The point of opposing someone, shouldn’t  be in a desire to see them fail, particularly if that person is steering the ship we are all on board. Opposition is necessary, but it needs to be reserved for policies and positions that genuinely need opposing. If that means giving Trump political wins to brag about, while simultaneously helping Americans and pushing an agenda both parties agree on, so be it. Democrats need to put their money where their mouths are, and show there is still progress that can be made with someone they oppose in the Whitehouse. They rightfully were upset with the stonewalling Obama received on even policies republicans agreed with, and if there is to be any change towards progress, they must refuse to continue using such counterproductive tactics. The left and right may have different ways of approaching policy, but at the end of the day, we can’t forget we both are playing for the same team.

Comments 2

  1. ” Opposition is necessary, but it needs to be reserved for policies and positions that genuinely need opposing.”

    Exactly.
    There will never be a president that will satisfy the ideas of all of the people.
    The only way to satisfy everyone is to eliminate the office entirely.
    With that said, there are major battles and minor battles, but one must pick their battles wisely.
    Opposing a president in every way is implying he is 100% wrong and we are 100% right.
    If anyone is 100% right, they need to run the world, not just the country.

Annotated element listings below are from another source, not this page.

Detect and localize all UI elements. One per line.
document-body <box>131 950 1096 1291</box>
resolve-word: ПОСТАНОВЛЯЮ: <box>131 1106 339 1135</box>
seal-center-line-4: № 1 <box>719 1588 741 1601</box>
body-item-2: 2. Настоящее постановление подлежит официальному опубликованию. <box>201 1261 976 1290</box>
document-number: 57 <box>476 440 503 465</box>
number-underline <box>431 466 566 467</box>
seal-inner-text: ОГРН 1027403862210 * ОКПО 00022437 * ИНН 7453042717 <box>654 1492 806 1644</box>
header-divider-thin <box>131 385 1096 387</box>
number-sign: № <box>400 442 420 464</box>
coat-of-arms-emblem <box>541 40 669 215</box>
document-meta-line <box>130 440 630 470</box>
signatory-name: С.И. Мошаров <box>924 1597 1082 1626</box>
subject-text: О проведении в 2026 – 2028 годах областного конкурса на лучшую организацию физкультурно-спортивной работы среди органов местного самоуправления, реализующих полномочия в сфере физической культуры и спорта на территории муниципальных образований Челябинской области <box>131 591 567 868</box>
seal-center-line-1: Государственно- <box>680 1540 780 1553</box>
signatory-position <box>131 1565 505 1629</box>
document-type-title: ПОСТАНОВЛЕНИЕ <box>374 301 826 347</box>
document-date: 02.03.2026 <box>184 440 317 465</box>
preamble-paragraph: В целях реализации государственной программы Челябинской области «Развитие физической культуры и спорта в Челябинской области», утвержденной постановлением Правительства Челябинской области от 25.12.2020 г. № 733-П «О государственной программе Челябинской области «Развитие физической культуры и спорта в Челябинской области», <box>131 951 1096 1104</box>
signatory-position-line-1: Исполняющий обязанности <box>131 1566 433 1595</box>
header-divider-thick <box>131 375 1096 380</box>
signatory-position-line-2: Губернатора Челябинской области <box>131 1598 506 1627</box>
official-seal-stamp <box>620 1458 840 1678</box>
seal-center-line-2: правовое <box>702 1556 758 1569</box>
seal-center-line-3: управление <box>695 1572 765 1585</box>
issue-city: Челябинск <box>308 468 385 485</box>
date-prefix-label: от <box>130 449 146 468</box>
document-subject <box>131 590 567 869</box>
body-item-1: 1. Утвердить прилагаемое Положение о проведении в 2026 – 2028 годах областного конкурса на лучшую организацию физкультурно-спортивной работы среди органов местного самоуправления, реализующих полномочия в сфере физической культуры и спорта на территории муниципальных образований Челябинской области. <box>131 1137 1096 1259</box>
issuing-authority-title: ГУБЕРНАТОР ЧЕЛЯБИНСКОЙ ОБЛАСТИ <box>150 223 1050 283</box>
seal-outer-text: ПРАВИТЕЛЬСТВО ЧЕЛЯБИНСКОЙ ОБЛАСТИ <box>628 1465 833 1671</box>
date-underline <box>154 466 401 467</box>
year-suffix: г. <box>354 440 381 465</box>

    Fact is, there are a handful of things we may not like, but lets’ not throw out the baby with the bathwater.
    Folks need to give Trump a chance….if he fails, we will move on and fix it.
    If he succeeds, we will be a better nation.
    When Obama won, I was disheartened for mostly our countries’ moral ethical standards.(I saw the far left taking over the country).
    But 8 years of that ended with a dull thud.
    The trend is reversing again, so……if he fails, the left will rise again.
    Seems things are cyclical in the world of politics.

    1. I agree, it just seems that each party will take turns treading water between leadership changes. If we want to actually make noticeable progress, we need to focus on points of agreement whenever possible, regardless of who is in office. There are always issues both sides can at least find common ground on, and if they stopped worrying about giving someone a political win to brag about, they would actually do their jobs and improve the lives of American citizens.